La obra de la artista alemana Rebecca Horn tiene algo en común con el arte feminista norteamericano, algo, pero no todo. Lo suyo es una sensibilidad más europea, en el sentido de que está abierta a sutilezas y, sean cuales fueren sus referencias a las políticas del cuerpo, al humor. El trabajo de Horn es oblicuo, mágico e irónico y no tiene nada de ese tono de queja que hace de la obra de sus hermanas transatlánticas un lamento monótono.
El libro La Lune Rebelle, de la editorial Cantz, tiene un perfume perturbador. Un perfume Rebecca Horn, que de tan privado y espeso se siente como si hundiéramos la nariz dentro de la cabellera espesa y roja Tiziano de la artista. El libro contiene entradas de su diario íntimo, poemas, imágenes de películas y de algunas obras cumbre que conforman un recorrido privado por la obra de una de las artistas más importantes –si no la más importante– de la escena alemana contemporánea.
Rebecca Horn nació al final de la Segunda Guerra Mundial, lo que la hace apenas un año mayor que Anselm Kiefer. Como Kiefer, fue influida por el veterano de la Luftwaffe Joseph Beuys y su doble convicción de que el arte podía cambiar la naturaleza humana y la performance era la forma en que el artista podía inventar las metáforas más evocativas y primarias. Más allá, Kiefer y Horn son opuestos: él es macho man, que se apropia de arquetipos, mitos, heridas políticas y de ambiciones espirituales a lo Gandhi. Ella, la mujer ladina; sus políticas son sexuales; sus metáforas, si bien espirituales, nacen del cuerpo humano, y sus máquinas, cínicas como una novela de Colette.

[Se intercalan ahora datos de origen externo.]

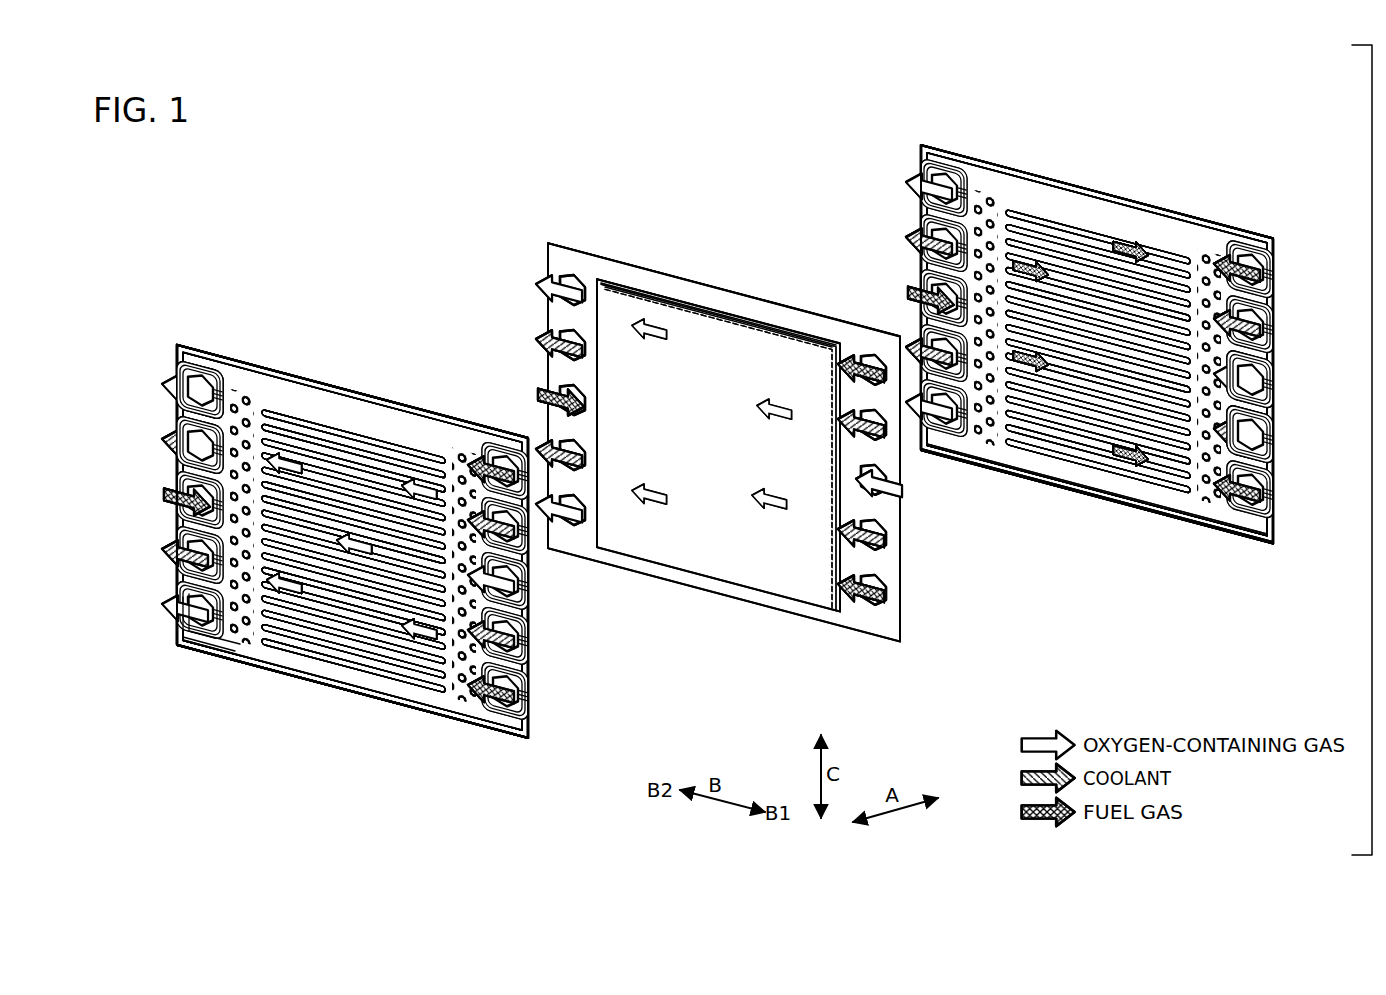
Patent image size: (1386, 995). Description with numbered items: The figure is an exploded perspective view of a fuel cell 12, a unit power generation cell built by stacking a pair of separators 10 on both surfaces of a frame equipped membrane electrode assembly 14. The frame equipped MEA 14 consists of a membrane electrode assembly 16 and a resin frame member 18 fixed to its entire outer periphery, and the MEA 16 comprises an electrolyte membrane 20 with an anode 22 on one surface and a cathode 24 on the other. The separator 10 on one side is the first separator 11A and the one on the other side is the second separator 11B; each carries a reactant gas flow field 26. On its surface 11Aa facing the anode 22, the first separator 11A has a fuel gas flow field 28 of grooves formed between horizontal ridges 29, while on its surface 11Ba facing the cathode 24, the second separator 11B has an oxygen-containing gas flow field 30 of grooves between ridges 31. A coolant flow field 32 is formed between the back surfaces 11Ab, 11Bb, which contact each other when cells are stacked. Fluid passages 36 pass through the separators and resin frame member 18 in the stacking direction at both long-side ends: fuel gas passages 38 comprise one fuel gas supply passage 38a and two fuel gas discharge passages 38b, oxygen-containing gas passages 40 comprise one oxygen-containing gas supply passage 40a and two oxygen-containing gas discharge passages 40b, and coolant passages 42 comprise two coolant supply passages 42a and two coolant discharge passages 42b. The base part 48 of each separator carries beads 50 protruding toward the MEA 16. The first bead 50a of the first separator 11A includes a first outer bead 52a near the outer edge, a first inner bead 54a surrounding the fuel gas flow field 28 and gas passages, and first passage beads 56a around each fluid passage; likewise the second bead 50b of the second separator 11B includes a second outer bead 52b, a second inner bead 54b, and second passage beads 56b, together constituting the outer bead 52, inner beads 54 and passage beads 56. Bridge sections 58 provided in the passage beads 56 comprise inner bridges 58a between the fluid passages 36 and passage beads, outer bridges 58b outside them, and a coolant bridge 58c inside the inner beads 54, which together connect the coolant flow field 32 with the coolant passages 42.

The fuel cell 12 is at (139, 218).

El trauma hila la obra de la artista y eso es lo que La Lune Rebelle transmite. Cuando Horn estudiaba en Hamburgo, por los años ‘60, utilizaba en sus esculturas fibra de vidrio desconociendo que esta sustancia era venenosa: de tanto aspirar terminó confinada en un sanatorio durante dos años, absolutamente aislada y con los pulmones destruidos. Fue para ella un tiempo fuera del tiempo. Y cuando le permitieron salir, comenzó a hacer performance y escultura cinética. Horn se encontró pensando imágenes en términos de aislamiento y curación –capullos, vendas, prótesis, plumas–. “Cuando te pasas mucho tiempo sola surge una ansiedad insoportable por comunicar, en especial por comunicarse a través del cuerpo”, le comentó al crítico Germano Celant. Objetos mecánicos que bombean vino y sangre; pequeños martillitos que reducen carbón a una pila de polvo negro; plumas de color borravino que giran lentamente; algunas nietas estilizadas de las pinturas mecánicas de Jean Tinguely de los ‘50 que arrojan pintura sobre las paredes o bien (con sugerencias más fetichistas) sobre zapatos; un piano suspendido del techo que cuelga tranquilo un momento, luego le saltan todos los resortes, como escupiendo sus tripas, y después lentamente se retrae, se realinea como si nada hubiese ocurrido. Se llama “Concierto para Anarquía” y fue creado en 1990, el año de la reunificación alemana. La Lune Rebelle contiene algunas de estas obras memorables.
Se dice que el arte cinético, limitado como está por sus programas y a diferencia de la pintura y la escultura, una vez visto no puede renovarse. La obra de Horn es una prueba irrefutable de que eso no es cierto.